Lyman C. Wynne, M.D., Ph.D.
Past President, 1986-1987 Lyman Wynne was Professor Emeritus of Psychiatry at the University of Rochester where he was Departmental Chair from 1971-75. He spent the prior 20 years at the National Institute of Mental Health, where he became head of Intramural Research and pioneered family therapy. With his wife Adele, he was the co-founder of the Wynne Center for Family Research in Rochester, New York. He served as President of the Board of Family Process.
Conceptualizing families as the unit of treatment as early as 1947, Dr. Wynne's studies of communication deviance in the families of schizophrenia were first published in a series of articles with his colleague, Margaret T. Singer, in the Archives of General Psychiatry in 1963-65. He co-edited The Nature of Schizophrenia with R. L. Cromwell and S. Matthysse (Wiley, 1978).

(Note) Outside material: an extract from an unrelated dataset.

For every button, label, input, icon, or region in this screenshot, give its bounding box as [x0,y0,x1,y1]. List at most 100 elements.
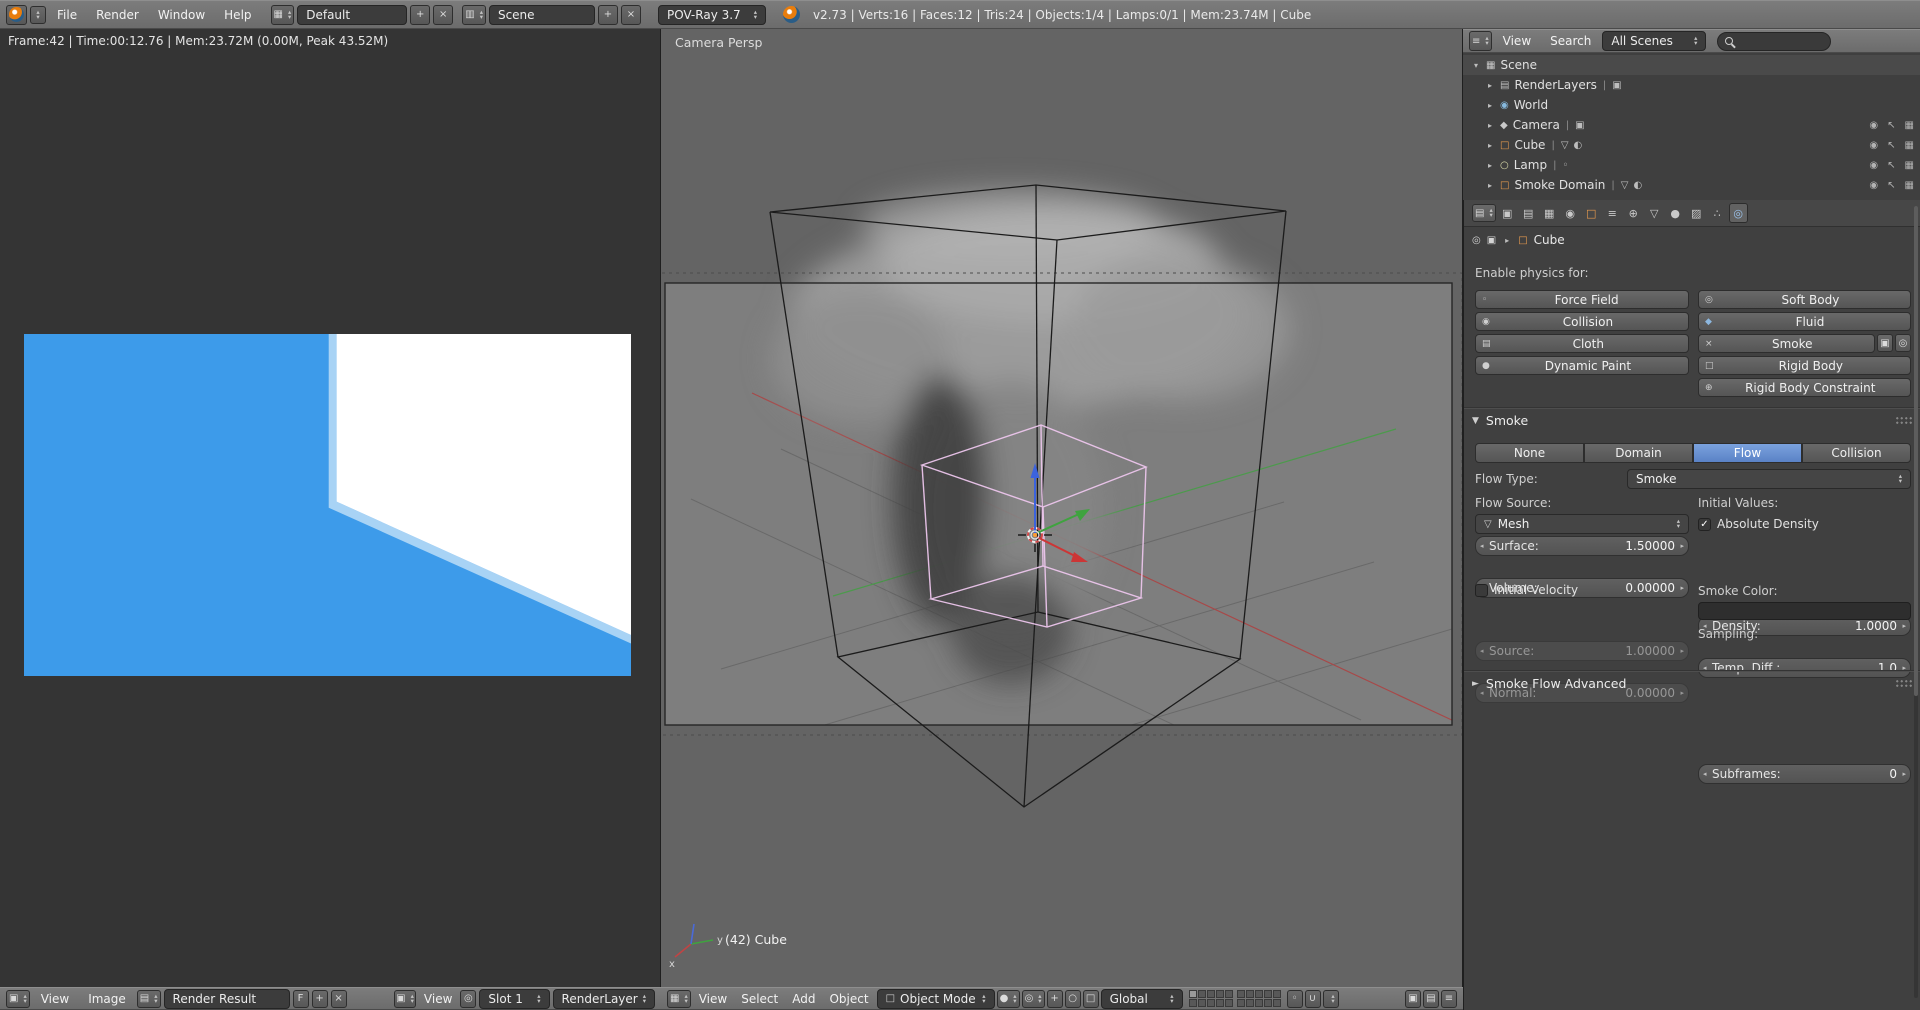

For the past 30 years, Dr Wynne studied the interaction of genes and environment in the development of schizophrenia in a longitudinal study in Finland. Dr. Wynne made major theoretical contributions to our understanding of systems consultation, intimacy, and relationship formation.
A Charter Member, Dr. Wynne also served AFTA as a Board member and as Chair of the Awards and Liaison Committees. He received AFTA' s Award for Distinguished Achievement in Family Therapy Research in 1981 and for Distinguished Contribution to Family Therapy Theory and Practice in 1989.